Downcodes editor reports: Research teams from Shanghai Jiao Tong University, Cambridge University and Geely Automobile Research Institute recently launched a new text-to-speech (TTS) system called F5-TTS. The system uses an autoregression-free method, combined with flow matching and diffusion transformer (DiT), which effectively simplifies the complex process of the traditional TTS model and achieves significant breakthroughs in both synthesis quality and inference speed. Compared with traditional TTS models, F5-TTS performs well in terms of processing speed and robustness, bringing new possibilities to speech synthesis technology.
Recently, a research team from Shanghai Jiao Tong University, Cambridge University and Geely Automobile Research Institute launched a new text-to-speech (TTS) system called F5-TTS. What is special about this system is that it uses an autoregression-free method that combines flow matching with a diffusion transformer (DiT), successfully simplifying the complex steps in the traditional TTS model.
As we all know, traditional TTS models often require complex duration modeling, phoneme alignment, and specialized text encoding, which increase the complexity of the synthesis process. In particular, previous models such as E2TTS often face problems such as slow convergence and inaccurate alignment of text and speech, which makes them difficult to apply efficiently in real-world scenarios. The emergence of F5-TTS is precisely to solve these challenges.
The working principle of F5-TTS is simple. First, the input text is processed through the ConvNeXt architecture to make it easier to align with speech. The padded character sequence is then fed into the model along with a noisy version of the input speech.
The training of the system relies on the Diffusion Transformer (DiT), which effectively maps a simple initial distribution to the data distribution through flow matching. In addition, F5-TTS also innovatively introduces the Sway Sampling strategy during inference, which can prioritize early flow steps in the inference phase, thereby improving the alignment between generated speech and input text.
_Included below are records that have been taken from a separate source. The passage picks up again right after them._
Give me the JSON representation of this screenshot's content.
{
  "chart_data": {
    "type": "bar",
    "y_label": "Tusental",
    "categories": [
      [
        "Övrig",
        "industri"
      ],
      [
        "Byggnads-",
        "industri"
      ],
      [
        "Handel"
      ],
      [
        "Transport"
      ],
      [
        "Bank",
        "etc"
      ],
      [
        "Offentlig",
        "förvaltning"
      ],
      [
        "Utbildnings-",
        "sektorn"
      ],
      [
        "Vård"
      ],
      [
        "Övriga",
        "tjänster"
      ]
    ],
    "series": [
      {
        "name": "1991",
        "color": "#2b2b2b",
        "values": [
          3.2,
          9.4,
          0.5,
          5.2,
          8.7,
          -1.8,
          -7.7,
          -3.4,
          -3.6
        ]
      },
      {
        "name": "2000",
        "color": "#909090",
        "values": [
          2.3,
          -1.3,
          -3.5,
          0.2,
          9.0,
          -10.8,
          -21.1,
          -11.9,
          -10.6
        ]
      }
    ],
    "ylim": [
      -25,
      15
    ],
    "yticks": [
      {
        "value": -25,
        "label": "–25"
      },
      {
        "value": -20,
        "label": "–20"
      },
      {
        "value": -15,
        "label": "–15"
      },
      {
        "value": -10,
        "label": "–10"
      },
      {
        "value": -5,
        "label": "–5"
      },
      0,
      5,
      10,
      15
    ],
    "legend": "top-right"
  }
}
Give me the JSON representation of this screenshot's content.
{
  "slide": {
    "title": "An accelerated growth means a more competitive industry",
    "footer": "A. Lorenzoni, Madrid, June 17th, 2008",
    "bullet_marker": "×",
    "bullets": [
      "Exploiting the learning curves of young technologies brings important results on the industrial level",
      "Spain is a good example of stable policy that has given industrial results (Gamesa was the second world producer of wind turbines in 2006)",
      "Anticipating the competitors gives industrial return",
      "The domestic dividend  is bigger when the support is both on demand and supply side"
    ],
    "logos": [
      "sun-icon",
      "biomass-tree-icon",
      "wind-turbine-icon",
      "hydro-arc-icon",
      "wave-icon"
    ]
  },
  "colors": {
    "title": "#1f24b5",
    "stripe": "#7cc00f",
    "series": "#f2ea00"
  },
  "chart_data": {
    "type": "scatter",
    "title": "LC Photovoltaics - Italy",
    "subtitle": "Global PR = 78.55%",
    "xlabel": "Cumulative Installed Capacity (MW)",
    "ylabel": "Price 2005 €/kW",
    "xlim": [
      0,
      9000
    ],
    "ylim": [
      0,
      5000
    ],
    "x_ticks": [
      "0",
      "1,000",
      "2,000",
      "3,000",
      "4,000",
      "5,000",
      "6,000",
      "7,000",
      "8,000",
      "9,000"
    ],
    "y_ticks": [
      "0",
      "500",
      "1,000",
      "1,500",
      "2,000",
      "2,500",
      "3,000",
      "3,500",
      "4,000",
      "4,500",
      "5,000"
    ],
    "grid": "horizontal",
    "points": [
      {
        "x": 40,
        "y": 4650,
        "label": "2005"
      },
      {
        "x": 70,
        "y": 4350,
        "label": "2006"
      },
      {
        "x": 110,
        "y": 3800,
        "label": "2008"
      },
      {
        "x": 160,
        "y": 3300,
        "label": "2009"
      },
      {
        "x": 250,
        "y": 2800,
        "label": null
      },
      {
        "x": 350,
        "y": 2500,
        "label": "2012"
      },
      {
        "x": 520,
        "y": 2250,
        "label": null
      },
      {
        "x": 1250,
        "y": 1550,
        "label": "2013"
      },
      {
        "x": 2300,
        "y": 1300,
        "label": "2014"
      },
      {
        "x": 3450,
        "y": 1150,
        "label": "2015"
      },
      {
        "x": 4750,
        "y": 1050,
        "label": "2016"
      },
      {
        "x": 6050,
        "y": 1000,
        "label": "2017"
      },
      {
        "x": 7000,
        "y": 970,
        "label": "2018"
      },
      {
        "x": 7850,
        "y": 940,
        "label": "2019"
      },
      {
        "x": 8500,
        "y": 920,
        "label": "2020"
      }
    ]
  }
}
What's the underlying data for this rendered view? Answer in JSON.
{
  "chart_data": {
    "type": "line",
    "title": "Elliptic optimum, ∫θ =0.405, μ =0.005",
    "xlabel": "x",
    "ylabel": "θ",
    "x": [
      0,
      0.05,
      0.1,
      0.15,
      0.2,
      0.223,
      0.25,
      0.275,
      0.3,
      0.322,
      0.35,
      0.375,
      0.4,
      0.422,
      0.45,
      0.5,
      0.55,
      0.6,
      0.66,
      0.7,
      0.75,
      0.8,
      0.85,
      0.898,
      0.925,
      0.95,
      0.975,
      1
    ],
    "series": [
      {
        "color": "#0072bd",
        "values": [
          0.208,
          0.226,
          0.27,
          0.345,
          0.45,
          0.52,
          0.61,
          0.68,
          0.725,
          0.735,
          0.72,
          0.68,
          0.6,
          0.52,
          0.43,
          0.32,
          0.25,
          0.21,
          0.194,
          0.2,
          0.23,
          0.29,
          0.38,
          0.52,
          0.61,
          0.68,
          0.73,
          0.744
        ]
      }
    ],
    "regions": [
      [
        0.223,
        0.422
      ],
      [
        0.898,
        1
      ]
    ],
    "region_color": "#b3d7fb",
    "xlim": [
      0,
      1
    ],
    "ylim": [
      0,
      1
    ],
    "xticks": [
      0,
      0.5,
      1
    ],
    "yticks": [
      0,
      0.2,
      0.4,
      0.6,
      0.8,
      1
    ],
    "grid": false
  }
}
According to research results, F5-TTS surpasses many current TTS systems in both synthesis quality and inference speed. On the LibriSpeech-PC dataset, the model achieved a word error rate (WER) of 2.42 and a real-time factor (RTF) of 0.15 at inference time, which was significantly better than the previous diffusion model E2TTS, which performed better in processing speed and There are shortcomings in robustness.
At the same time, the Sway Sampling strategy significantly improves the naturalness and understandability of generated speech, allowing the model to achieve smooth and expressive generation without training.
F5-TTS improves alignment robustness and synthesis quality by simplifying the process and eliminating the need for duration prediction, phoneme alignment, and explicit text encoding. In addition, the researchers also emphasized ethical considerations and proposed the need to establish watermarking and detection systems to prevent the model from being abused.
Project entrance: https://github.com/SWivid/F5-TTS
Highlight:
F5-TTS is a new type of autoregressive text-to-speech system that simplifies the complexity of the traditional TTS model.
The system utilizes ConvNeXt and DiT architecture to improve the alignment of text and speech and significantly improve the synthesis quality.
? The researchers emphasized the need to pay attention to ethical issues and suggested the introduction of watermarking and detection mechanisms to prevent potential abuse.
The emergence of the F5-TTS system has brought new breakthroughs to text-to-speech technology, and its efficient performance and simplified processes are expected to be widely used in many fields. However, ethical issues also require attention, and subsequent research should be dedicated to establishing a sound regulatory mechanism to ensure the responsible development of technology.